Aku kira dia akan baik-baik saja setelah sore kelam itu. Seorang laki-laki dengan perawakan tinggi, berjambang, dengan rambut gondrong dengan mata merah
frustrasi. Ia memberi permen kepada Layla dan mencoba mengajak gadis itu ikut dengannya. Layla sempat menolak. Dia melawan, mencoba berteriak, tapi apa daya gadis kecil itu tak cukup kuat
melawan. Layla dengan pakaian yang dibuka paksa, di bawah tubuh seorang lelaki yang bertelanjang dari pinggang hingga mata kaki. Tubuh Layla didesak-desak oleh tubuh berat itu, terdengar suara Layla kesakitan.

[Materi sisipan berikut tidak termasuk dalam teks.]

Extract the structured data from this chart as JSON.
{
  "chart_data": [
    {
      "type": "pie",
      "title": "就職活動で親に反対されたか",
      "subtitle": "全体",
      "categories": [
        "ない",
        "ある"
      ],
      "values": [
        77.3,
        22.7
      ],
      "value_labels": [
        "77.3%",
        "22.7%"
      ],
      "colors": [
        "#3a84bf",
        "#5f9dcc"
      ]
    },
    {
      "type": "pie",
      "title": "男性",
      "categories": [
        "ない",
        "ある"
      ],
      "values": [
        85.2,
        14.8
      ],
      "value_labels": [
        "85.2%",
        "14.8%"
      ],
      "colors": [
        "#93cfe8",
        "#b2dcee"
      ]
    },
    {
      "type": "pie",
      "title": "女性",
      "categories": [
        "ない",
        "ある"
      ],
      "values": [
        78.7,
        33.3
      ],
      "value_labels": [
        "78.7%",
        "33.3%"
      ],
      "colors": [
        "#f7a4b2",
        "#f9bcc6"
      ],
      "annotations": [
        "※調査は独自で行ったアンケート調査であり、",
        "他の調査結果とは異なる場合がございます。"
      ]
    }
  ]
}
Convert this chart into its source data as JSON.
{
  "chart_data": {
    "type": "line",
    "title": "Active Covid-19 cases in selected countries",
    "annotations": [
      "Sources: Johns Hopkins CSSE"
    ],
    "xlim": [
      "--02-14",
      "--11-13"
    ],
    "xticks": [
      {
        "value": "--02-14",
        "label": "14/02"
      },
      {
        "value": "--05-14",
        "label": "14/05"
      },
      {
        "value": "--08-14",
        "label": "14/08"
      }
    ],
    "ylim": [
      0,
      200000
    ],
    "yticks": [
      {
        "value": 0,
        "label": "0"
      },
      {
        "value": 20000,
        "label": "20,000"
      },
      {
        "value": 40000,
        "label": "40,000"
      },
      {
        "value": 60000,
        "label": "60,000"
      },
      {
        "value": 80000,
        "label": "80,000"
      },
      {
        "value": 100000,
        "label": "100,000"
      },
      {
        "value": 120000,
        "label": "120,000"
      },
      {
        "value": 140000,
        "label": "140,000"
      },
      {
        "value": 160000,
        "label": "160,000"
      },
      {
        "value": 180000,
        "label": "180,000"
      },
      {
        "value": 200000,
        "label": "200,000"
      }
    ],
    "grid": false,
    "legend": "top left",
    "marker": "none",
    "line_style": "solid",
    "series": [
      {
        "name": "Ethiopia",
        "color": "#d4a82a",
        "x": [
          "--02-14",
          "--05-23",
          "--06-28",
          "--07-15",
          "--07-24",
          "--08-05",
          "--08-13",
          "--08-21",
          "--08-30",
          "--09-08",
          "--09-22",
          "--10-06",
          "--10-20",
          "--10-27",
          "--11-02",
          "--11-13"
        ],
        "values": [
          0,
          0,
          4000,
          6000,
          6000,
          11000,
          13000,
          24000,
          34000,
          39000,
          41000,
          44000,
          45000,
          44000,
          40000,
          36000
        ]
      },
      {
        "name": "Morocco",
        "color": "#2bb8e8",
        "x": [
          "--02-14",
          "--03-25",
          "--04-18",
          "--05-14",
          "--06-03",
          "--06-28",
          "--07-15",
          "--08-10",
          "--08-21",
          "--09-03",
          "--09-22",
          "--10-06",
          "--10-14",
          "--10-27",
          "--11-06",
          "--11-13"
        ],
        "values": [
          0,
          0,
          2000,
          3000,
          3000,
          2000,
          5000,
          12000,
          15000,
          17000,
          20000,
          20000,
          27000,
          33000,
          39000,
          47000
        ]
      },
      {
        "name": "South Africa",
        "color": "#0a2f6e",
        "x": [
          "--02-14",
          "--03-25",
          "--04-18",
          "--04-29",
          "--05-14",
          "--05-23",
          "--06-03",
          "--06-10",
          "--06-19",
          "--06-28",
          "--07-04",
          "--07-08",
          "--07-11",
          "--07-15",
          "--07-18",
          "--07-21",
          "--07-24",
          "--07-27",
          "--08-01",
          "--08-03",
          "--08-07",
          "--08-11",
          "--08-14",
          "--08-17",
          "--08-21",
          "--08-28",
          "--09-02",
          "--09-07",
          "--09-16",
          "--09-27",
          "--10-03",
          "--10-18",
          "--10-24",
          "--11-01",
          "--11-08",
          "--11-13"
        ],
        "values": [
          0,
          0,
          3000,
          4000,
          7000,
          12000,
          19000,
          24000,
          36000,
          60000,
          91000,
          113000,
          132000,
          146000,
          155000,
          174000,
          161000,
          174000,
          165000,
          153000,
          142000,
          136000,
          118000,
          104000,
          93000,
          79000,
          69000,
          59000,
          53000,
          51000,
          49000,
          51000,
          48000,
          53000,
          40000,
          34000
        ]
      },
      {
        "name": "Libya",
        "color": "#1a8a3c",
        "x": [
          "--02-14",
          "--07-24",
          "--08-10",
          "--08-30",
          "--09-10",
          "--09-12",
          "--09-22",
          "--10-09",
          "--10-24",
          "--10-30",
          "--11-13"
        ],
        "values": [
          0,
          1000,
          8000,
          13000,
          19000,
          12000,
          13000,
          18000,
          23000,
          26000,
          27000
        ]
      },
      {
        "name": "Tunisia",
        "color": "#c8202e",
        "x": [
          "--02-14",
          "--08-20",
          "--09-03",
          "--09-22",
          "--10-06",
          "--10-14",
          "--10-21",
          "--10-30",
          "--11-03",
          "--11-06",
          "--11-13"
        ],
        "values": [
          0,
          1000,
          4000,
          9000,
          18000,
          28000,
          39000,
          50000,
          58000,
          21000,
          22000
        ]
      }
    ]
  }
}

Untuk pertama kali setelah aku berdiri bertahun-tahun sebagai ayunan, aku mengutuk diriku menjadi benda mati. Aku mengutuk posisiku yang menjorok ke dalam. Tidak ada yang bisa melihatnya
menyiksa cintaku.

Layla-ku diperkosa. Setelah puas berayun-ayun dengannya, lelaki itu mencampakkan Layla dari atas tubuhku--dengan ayunan sangat keras. Aku dan Inka adalah saksi bisu, melihat tubuh Layla jatuh berdebum di atas tanah. Kepalanya membentur batu, sedikit bercak
darah tertinggal di serat kayuku.
Laki-laki itu pergi, katanya ini
pembalasan untuk ibu Layla yang
memecatnya. Layla-ku diam, tertidur, dengan darah yang mengaliri kepala. Rambut-rambut hitamnya basah. Sampai beberapa orang menemukannya selepas azan Isya. Itu pertemuan terakhirku dengan Layla yang hidup. Tadinya aku berharap Layla baik-baik saja, tapi harapanku sudah
terjawab. Layla tidak baik-baik
saja dan kini dia sama seperti aku dan Inka, tanpa nyawa, tanpa kehangatan.

Aku masih sering mendengarnya tertawa, setiap malam. Dia masih sering duduk di sini, dengan tawanya yang menyeramkan. Mungkin merindingkan bulu-bulu kudukku, jika ada.